See for example Can I force cache coherency on a multicore x86 CPU? It's a common misconception that stores go into cache while other cores still have old copies of the cache line, and then "cache coherence" has to happen.
But that's not the case: to modify a cache line, a CPU needs to have exclusive ownership of the line (Modified or Exclusive state of MESI). This is only possible after receiving responses to a Read For Ownership that invalidates all other copies of the cache line, if it was in Shared or Invalid state before. See Will two atomic writes to different locations in different threads always be seen in the same order by other threads? for example.
However, memory models allow local reordering of stores and loads. Sequential consistency would be too slow, so CPUs always allow at least StoreLoad reordering. See also Is mov + mfence safe on NUMA? for lots of details about the TSO (total store order) memory model used on x86. Many other ISAs use an even weaker model.
For an unsynchronized reader in this case, there are three possibilities if both are running on separate cores
load(a)
happens on core#2 before the cache line is invalidated, so it reads the old value and thus effectively happens before the a=1
store in the global order. The load can hit in L1d cache.
load(a)
happens after core#1 has committed the store to its L1d cache, and hasn't written back yet. Core#2's read request triggers Core#2 to write-back to shared a shared level of cache (e.g. L3), and puts the line into Shared state. The load will definitely miss in L1d.
load(a)
happens after write-back to memory or at least L3 has already happened, so it doesn't have to wait for core#1 to write-back. The load will miss in L1d unless hardware prefetch has brought it back in for some reason. But usually that only happens as part of sequential accesses (e.g. to an array).

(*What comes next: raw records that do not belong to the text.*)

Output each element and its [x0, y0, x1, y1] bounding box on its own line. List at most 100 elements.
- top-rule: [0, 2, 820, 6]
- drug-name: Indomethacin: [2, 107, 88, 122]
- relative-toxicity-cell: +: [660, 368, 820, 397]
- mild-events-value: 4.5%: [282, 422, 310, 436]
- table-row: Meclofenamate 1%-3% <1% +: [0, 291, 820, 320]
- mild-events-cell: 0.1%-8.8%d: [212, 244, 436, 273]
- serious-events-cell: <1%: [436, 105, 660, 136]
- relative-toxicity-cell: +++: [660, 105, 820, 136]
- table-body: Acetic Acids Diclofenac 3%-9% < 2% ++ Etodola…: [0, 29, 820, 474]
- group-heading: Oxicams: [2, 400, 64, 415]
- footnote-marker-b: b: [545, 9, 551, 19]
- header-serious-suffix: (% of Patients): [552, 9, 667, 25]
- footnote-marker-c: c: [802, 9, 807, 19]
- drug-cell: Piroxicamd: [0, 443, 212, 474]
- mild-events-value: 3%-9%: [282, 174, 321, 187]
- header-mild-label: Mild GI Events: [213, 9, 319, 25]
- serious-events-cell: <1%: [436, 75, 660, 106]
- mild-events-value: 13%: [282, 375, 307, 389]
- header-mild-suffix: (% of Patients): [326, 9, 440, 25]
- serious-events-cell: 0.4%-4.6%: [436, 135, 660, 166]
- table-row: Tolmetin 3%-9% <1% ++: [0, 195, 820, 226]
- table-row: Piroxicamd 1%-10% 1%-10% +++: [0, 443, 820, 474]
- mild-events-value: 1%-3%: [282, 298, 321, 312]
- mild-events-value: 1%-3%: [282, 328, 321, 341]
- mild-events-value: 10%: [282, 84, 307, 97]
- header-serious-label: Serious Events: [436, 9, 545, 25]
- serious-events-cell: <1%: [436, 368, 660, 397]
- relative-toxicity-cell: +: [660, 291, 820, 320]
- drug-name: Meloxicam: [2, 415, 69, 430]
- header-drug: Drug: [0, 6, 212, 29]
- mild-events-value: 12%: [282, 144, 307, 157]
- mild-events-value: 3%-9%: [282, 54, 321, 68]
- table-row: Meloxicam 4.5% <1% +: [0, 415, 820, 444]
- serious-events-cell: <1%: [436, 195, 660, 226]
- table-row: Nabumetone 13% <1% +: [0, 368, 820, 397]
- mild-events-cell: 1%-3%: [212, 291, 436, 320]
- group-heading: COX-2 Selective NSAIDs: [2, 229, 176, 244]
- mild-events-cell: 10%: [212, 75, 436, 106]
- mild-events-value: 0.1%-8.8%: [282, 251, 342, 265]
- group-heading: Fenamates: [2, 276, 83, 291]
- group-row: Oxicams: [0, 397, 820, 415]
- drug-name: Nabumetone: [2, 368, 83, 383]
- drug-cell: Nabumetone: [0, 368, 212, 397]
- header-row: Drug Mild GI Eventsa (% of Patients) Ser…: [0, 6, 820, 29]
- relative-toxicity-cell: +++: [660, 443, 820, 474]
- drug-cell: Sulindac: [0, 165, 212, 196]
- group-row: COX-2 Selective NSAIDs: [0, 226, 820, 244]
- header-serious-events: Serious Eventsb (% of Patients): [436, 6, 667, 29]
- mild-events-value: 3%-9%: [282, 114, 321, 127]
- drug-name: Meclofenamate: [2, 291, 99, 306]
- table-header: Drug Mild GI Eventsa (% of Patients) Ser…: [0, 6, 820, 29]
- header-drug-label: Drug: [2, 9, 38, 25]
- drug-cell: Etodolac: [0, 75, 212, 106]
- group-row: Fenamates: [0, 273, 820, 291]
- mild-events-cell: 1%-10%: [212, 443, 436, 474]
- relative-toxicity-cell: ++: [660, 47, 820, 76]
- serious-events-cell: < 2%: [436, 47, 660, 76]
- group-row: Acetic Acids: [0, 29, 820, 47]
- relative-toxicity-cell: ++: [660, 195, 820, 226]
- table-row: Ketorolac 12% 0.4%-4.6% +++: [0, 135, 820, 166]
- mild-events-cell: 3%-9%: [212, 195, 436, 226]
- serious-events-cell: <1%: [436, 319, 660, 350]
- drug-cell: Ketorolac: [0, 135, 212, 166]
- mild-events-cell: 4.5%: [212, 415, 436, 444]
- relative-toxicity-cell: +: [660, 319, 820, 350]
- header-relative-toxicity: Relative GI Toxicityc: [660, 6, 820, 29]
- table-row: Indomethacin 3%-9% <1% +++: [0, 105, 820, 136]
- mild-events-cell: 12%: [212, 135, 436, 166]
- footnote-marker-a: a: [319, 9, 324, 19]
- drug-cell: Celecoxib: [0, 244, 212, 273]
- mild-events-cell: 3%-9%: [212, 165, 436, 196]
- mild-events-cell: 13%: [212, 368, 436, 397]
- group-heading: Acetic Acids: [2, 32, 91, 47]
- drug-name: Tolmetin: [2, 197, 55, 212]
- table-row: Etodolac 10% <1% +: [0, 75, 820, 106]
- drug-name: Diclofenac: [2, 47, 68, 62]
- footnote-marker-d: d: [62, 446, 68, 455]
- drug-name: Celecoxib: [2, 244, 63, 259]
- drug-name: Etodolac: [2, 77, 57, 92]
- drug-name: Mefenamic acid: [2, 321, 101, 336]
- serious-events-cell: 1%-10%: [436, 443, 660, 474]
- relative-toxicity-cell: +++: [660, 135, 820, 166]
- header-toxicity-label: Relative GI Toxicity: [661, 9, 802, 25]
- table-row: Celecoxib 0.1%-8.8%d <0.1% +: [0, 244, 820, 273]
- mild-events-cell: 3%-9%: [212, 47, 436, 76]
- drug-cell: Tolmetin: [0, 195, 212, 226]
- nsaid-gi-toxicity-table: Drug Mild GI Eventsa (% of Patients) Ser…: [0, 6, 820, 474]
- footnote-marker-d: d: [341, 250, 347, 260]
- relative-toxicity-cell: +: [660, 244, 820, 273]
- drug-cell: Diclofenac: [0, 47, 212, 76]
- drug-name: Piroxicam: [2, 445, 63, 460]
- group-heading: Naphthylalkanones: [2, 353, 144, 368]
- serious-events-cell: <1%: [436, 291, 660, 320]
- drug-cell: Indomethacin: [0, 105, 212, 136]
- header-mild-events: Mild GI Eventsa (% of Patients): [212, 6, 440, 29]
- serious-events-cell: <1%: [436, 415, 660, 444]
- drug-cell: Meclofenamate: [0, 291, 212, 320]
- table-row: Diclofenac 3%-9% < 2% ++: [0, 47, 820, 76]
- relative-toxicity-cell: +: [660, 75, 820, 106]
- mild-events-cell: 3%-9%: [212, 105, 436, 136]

So yes, the load will stall if the other core has already committed it to cache before this core tries to load it.
See also Size of store buffers on Intel hardware? What exactly is a store buffer? for more about the effect of the store buffer on everything, including memory reordering.
It doesn't matter here because you havea write-only producer and a read-only consumer. The producer core doesn't wait for its store to become globally visible before continuing, and it can see its own store right away, before it becomes globally visible. It does matter when you have each thread looking at stores done by the other thread; then you need barriers, or sequentially-consistent atomic operations (which compilers implement with barriers). See https://preshing.com/20120515/memory-reordering-caught-in-the-act
See also
Can num++ be atomic for 'int num'? for how atomic RMW works with MESI, that's instructive to understanding the concept. (e.g. that an atomic RMW can work by having a core hang on to a cache line in Modified state, and delay responding to RFO or requests to share it until the write part of the RMW has committed.)